Tomar un vaso de agua al despertarse es uno de esos hábitos que se volvieron populares en redes sociales, donde a menudo se le atribuyen efectos como “limpiar” el estómago o eliminar toxinas. Sin embargo, la evidencia apunta hacia beneficios bastante más sencillos: mantener una buena hidratación y favorecer el funcionamiento normal del sistema digestivo.
El agua participa en procesos del organismo y también influye en la consistencia de las heces. Según explica la Cleveland Clinic, cuando la ingesta de líquidos es insuficiente, estas pueden volverse más secas y difíciles de eliminar, lo que aumenta la posibilidad de sufrir estreñimiento.
Tomar agua por la mañana puede contribuir a hidratar las mucosas del tracto gastrointestinal y favorecer el desplazamiento del contenido digestivo. El hábito puede resultar especialmente útil para quienes durante el día suelen consumir poco líquido o tienen tendencia al estreñimiento. Una hidratación adecuada ayuda a que las heces mantengan una consistencia más blanda y, por lo tanto, puedan avanzar con mayor facilidad por el intestino.
Pero hay otro mecanismo que podría explicar por qué algunas personas sienten ganas de ir al baño después de beber algo por la mañana. La llegada de alimentos o líquidos al estómago puede activar el reflejo gastrocólico, una respuesta natural del organismo que estimula los movimientos del intestino.
Por eso, algunas personas pueden sentir deseos de evacuar después de desayunar o de tomar una bebida al comenzar el día. Esto no significa que el agua funcione como un laxante ni que necesariamente provoque una evacuación. Simplemente puede formar parte de una rutina que favorezca el ritmo intestinal.

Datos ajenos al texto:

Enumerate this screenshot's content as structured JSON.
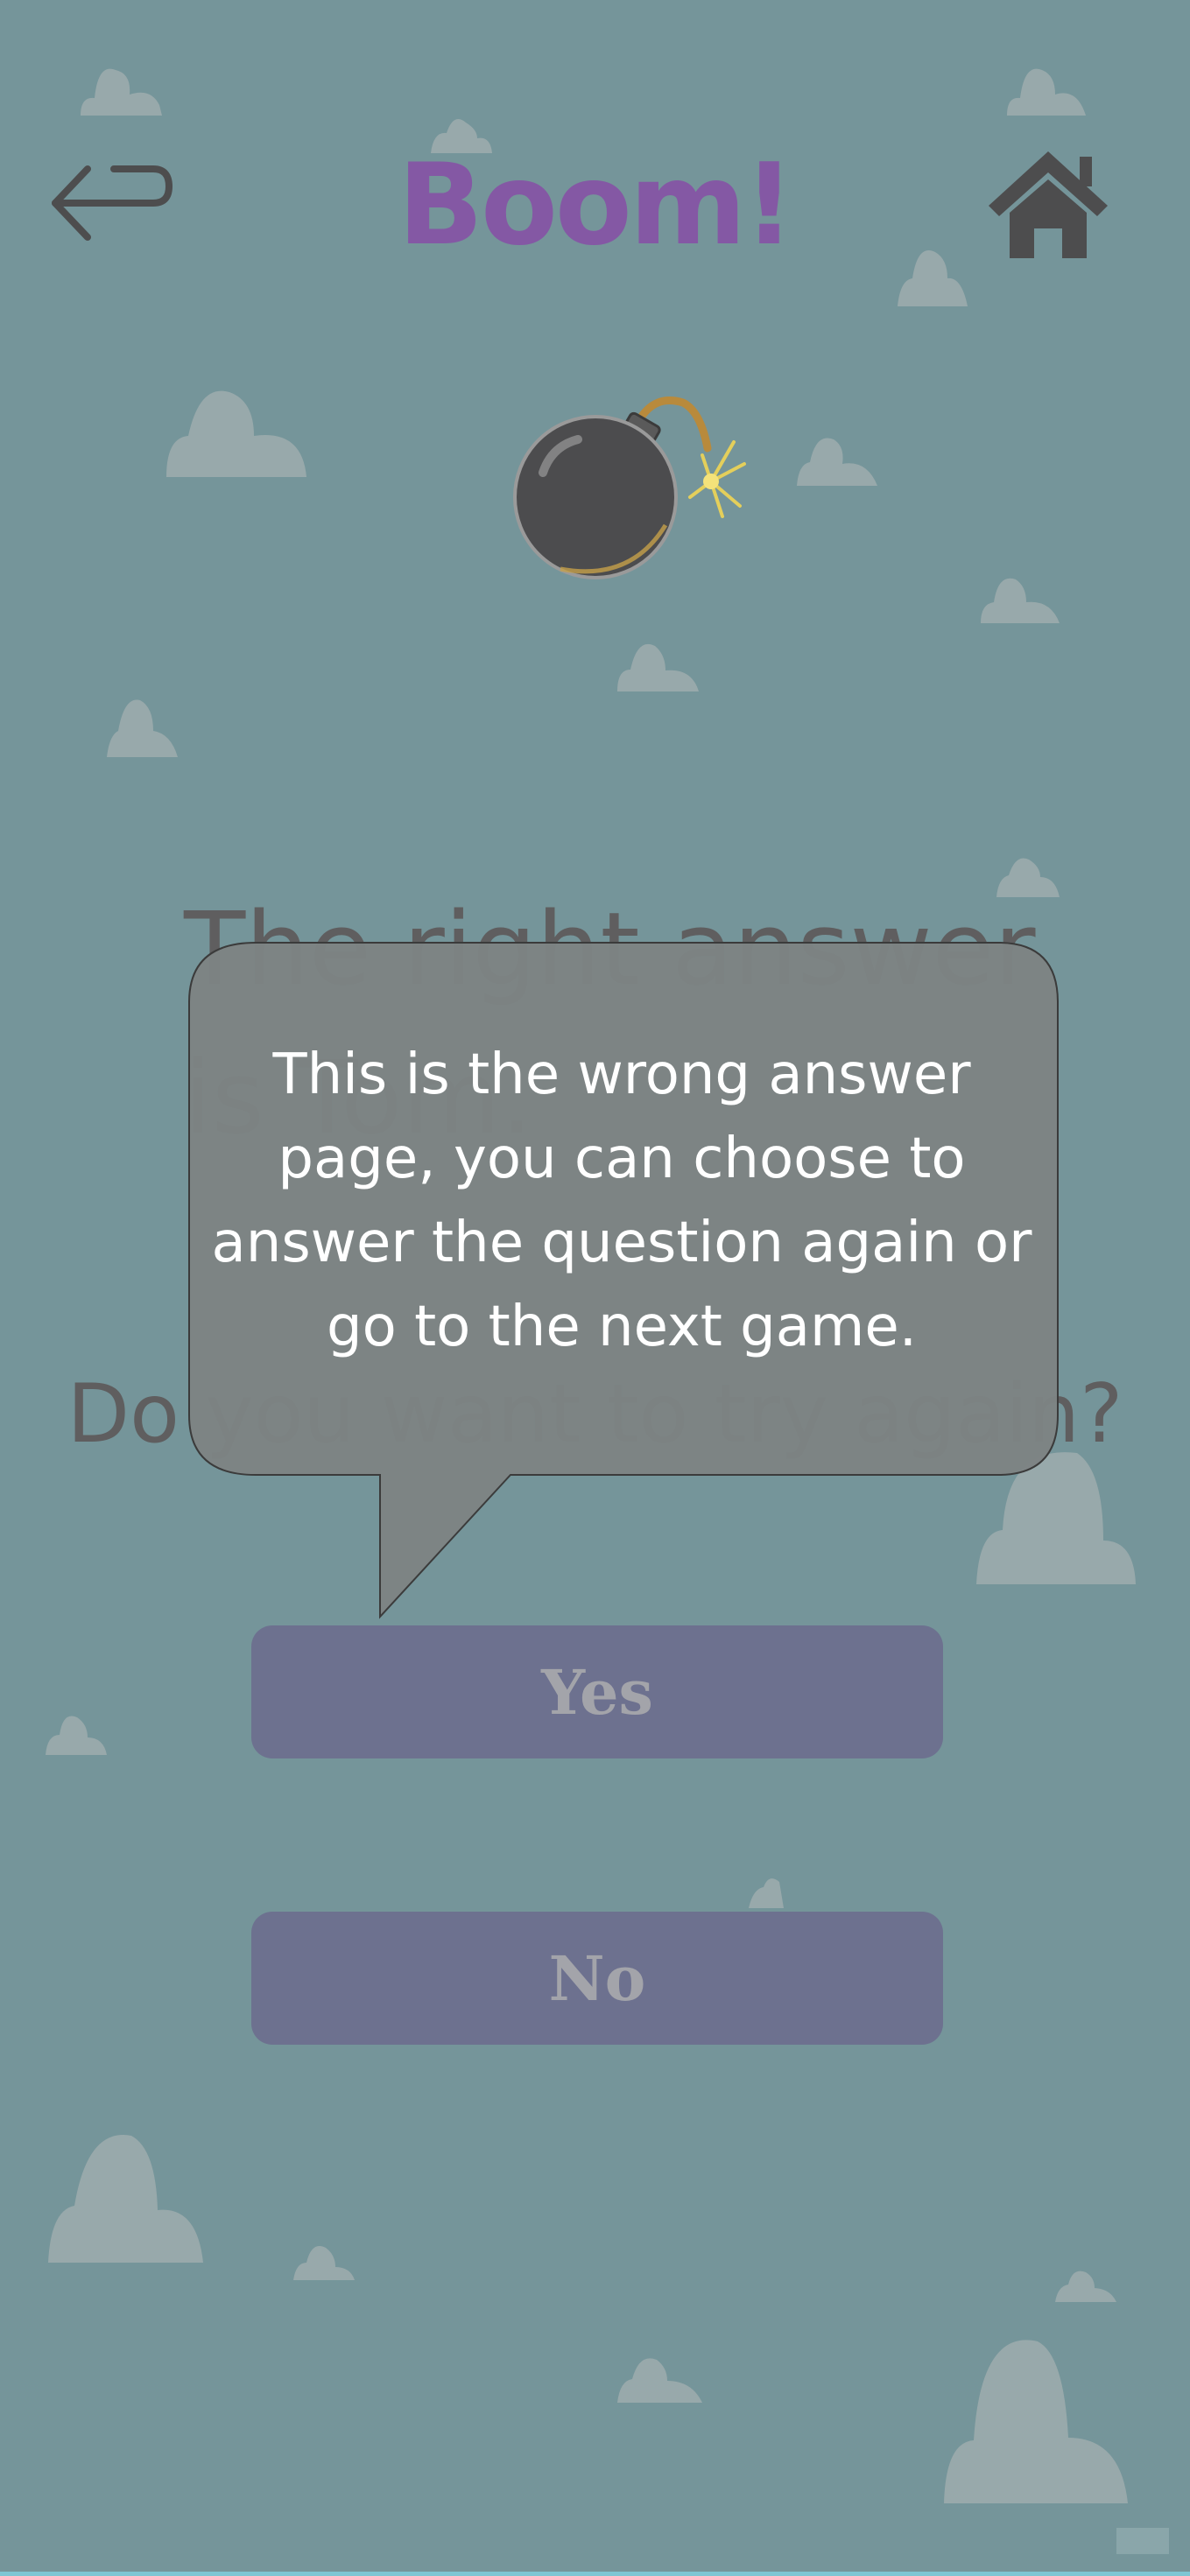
{
  "header": {
    "title": "Boom!",
    "back_icon": "back-arrow-icon",
    "home_icon": "home-icon"
  },
  "bomb_icon": "bomb-icon",
  "message": {
    "answer_text": "The right answer is Tom.",
    "try_again": "Do you want to try again?"
  },
  "tooltip": {
    "text": "This is the wrong answer page, you can choose to answer the question again or go to the next game."
  },
  "buttons": {
    "yes_label": "Yes",
    "no_label": "No"
  },
  "colors": {
    "background": "#75959a",
    "title": "#8458a4",
    "button": "#6d718f",
    "button_text": "#a3a4aa",
    "tooltip": "#7d8383"
  }
}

Una hidratación suficiente es uno de los factores que contribuyen a prevenir y aliviar el estreñimiento. La Cleveland Clinic señala que beber suficiente agua ayuda a mantener las heces blandas y facilita su desplazamiento por el intestino. Sin embargo, tomar agua en ayunas no es un tratamiento contra el estreñimiento. La alimentación, el consumo de fibra y la actividad física también cumplen un papel importante.
Por eso, si una persona toma poca agua, lleva una vida sedentaria o consume escasa cantidad de fibra, incorporar un vaso al levantarse puede ser un buen comienzo, pero probablemente no sea suficiente para resolver por sí solo las dificultades intestinales.
Las necesidades de líquidos varían según factores como la edad, el nivel de actividad física, el metabolismo y las condiciones particulares de cada organismo. Por eso, la Cleveland Clinic pone el énfasis en algo más importante que establecer una cantidad obligatoria para la mañana: mantener una hidratación adecuada a lo largo de todo el día.
En definitiva, tomar agua al despertar puede ser un hábito sencillo y saludable, especialmente para quienes tienden a consumir poco líquido. Pero no hace falta convertirlo en un ritual de grandes cantidades ni atribuirle propiedades que no tiene: para que el intestino funcione correctamente, la hidratación debe formar parte de un conjunto de hábitos saludables.